Every day there are multiple outrages from the Left as my country turns into a police state. Why should I be happy?
Well, I live in Arizona, a destination state if ever there was one, and I have lived here for going on 22 years. Today is another one of those exquisitely beautiful, halcyon, February days in the Sonoran desert. I am sitting here, windows open, shirt off. My work is going well. My health is good. I enjoy the bliss and security of obscurity while garnering all the recognition I need. I take delight in my wife, and she in me. I have everything I could possibly want materially speaking. I am reaping the benefits of a lifetime of Italian frugality. Each day is my own. The consolations of philosophy are mine. The owl of Minerva is my friend. As dusk descends, he spreads his wings, sheltering me. More than a consolation, philosophy and the life of the mind remain a reliable source of joy. Boethius wrote philosophy in prison, but I have reason to believe that I won't be tested in that way. Old age is on my side. The clock is running, the format is sudden death, and though the time control is unknown, I have reason to believe that the flag will fall before a Boethian fate befalls me.

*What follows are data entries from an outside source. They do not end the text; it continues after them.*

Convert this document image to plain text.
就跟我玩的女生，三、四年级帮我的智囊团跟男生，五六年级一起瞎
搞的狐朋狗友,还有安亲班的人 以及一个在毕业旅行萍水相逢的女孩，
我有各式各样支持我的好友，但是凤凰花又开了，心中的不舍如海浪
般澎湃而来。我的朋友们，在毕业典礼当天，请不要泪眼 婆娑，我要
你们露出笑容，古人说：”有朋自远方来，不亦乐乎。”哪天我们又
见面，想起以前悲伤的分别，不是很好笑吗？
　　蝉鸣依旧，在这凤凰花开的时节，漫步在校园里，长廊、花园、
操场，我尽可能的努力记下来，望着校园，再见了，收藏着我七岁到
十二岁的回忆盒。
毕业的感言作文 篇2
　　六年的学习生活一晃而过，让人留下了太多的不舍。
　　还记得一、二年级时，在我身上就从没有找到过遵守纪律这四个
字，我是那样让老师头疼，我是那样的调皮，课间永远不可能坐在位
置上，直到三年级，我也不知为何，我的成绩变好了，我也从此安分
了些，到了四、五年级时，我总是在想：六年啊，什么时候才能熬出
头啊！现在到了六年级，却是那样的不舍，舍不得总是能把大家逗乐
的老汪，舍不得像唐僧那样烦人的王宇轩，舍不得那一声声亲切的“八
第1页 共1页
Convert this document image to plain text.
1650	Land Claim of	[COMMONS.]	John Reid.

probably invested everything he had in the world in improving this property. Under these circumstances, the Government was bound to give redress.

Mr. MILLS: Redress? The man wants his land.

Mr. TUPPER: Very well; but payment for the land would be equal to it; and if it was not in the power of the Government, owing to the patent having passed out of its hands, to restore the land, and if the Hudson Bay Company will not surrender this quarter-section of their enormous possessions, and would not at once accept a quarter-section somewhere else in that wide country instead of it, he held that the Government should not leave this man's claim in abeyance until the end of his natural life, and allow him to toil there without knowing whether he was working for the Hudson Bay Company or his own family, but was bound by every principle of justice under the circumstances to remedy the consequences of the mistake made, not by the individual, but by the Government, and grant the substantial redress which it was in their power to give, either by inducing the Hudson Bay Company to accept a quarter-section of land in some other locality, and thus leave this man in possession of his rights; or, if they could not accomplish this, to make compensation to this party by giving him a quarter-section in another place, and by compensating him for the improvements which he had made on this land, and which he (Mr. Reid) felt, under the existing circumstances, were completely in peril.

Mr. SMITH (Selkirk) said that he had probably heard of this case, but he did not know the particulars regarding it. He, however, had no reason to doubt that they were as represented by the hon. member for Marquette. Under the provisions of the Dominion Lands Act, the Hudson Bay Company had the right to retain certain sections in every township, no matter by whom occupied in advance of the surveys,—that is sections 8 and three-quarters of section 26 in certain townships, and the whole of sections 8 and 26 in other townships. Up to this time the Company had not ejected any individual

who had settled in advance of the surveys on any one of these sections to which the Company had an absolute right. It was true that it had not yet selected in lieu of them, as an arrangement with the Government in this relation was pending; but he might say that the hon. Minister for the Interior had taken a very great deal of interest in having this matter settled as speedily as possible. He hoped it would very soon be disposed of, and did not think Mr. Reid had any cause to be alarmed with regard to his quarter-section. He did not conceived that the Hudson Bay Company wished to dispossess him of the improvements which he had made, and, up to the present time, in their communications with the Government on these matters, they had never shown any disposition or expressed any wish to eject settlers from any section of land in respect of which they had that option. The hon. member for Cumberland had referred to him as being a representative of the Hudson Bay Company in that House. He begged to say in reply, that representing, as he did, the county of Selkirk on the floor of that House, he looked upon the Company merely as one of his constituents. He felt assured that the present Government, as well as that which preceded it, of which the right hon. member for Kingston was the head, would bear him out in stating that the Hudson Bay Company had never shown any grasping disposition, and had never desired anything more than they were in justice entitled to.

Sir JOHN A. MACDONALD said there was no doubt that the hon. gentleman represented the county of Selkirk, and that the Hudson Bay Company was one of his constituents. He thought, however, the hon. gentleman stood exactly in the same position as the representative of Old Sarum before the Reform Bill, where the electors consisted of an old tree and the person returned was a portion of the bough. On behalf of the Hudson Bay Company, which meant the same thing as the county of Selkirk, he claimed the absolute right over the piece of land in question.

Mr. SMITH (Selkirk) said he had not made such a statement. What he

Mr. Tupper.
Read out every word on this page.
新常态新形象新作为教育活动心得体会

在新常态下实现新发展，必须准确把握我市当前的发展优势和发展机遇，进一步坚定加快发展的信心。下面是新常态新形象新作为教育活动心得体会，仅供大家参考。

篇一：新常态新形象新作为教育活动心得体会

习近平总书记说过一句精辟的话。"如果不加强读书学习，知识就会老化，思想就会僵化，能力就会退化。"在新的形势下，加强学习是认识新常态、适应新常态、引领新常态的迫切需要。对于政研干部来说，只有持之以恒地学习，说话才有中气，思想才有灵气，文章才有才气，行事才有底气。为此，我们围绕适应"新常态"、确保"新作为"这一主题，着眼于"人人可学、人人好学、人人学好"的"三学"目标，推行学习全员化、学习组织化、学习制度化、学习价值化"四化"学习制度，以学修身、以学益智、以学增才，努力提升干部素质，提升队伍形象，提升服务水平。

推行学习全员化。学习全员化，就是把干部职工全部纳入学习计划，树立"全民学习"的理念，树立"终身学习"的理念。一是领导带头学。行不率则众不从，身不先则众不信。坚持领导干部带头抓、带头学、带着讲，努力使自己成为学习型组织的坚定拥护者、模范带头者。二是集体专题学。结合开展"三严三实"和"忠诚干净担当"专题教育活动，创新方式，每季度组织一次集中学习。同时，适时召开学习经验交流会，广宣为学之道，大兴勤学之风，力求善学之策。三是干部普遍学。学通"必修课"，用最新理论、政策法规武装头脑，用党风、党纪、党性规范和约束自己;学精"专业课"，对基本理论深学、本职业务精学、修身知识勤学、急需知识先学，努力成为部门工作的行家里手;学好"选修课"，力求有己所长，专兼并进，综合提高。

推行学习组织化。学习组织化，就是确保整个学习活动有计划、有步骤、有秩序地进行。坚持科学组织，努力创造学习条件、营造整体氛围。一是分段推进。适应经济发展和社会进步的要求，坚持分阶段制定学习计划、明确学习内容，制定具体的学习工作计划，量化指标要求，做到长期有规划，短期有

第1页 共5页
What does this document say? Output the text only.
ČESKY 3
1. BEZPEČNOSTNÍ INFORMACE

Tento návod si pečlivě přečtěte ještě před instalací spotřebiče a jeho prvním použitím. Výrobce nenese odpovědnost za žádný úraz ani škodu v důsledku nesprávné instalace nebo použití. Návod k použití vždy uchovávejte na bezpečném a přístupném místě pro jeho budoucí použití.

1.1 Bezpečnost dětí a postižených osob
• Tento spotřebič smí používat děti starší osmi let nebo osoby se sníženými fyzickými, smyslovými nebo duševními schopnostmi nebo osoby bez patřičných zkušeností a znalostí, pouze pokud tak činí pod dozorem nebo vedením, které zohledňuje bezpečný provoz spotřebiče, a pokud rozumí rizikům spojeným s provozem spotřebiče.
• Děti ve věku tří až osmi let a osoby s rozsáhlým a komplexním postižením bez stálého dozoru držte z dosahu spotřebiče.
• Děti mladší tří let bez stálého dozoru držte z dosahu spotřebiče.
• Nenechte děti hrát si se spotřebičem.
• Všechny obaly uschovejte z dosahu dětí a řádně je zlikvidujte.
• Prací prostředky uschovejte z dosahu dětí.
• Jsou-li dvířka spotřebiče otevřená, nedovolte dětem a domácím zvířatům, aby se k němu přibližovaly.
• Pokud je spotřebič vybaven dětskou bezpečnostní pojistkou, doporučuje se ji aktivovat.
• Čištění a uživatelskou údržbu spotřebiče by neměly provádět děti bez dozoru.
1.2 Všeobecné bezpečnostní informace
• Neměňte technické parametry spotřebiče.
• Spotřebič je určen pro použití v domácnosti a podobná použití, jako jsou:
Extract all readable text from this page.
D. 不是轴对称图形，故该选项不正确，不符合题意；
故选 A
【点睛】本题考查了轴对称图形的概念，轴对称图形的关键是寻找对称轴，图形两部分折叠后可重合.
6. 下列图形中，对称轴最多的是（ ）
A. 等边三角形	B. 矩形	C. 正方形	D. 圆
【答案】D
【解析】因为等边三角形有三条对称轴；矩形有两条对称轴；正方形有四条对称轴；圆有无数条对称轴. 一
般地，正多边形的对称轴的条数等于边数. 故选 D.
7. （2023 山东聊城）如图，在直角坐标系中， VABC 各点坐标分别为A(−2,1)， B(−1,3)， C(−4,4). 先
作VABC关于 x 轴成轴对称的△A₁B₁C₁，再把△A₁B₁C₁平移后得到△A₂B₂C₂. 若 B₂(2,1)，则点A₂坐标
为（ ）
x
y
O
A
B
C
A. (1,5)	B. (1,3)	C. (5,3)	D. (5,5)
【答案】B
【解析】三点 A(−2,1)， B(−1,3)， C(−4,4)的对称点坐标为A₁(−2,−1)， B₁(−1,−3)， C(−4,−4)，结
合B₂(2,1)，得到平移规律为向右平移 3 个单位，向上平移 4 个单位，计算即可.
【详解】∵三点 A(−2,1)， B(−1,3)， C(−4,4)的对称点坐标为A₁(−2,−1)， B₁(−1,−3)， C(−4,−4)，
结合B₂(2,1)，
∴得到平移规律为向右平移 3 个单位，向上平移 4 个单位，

Most importantly, I believe that, after our brief sublunary tenure, we continue on as individuals in some way that, from this side, must remain mainly a matter of faith and speculation. What we do now is meaningful because there is something like a future for us. To live well we must not only hope within this life but also hope beyond it. If you believe that death spells the utter end of the individual, then I will ask you: whence the meaning of your life? Are you really fulfilled by the little meanings of the quotidian round? Are you satisfied by yet another repetition of a paltry pleasure, a further concupiscent twitch, another unneeded material possession, one more uptick in your net worth? Is hitting a little white ball into a hole enough to make you happy?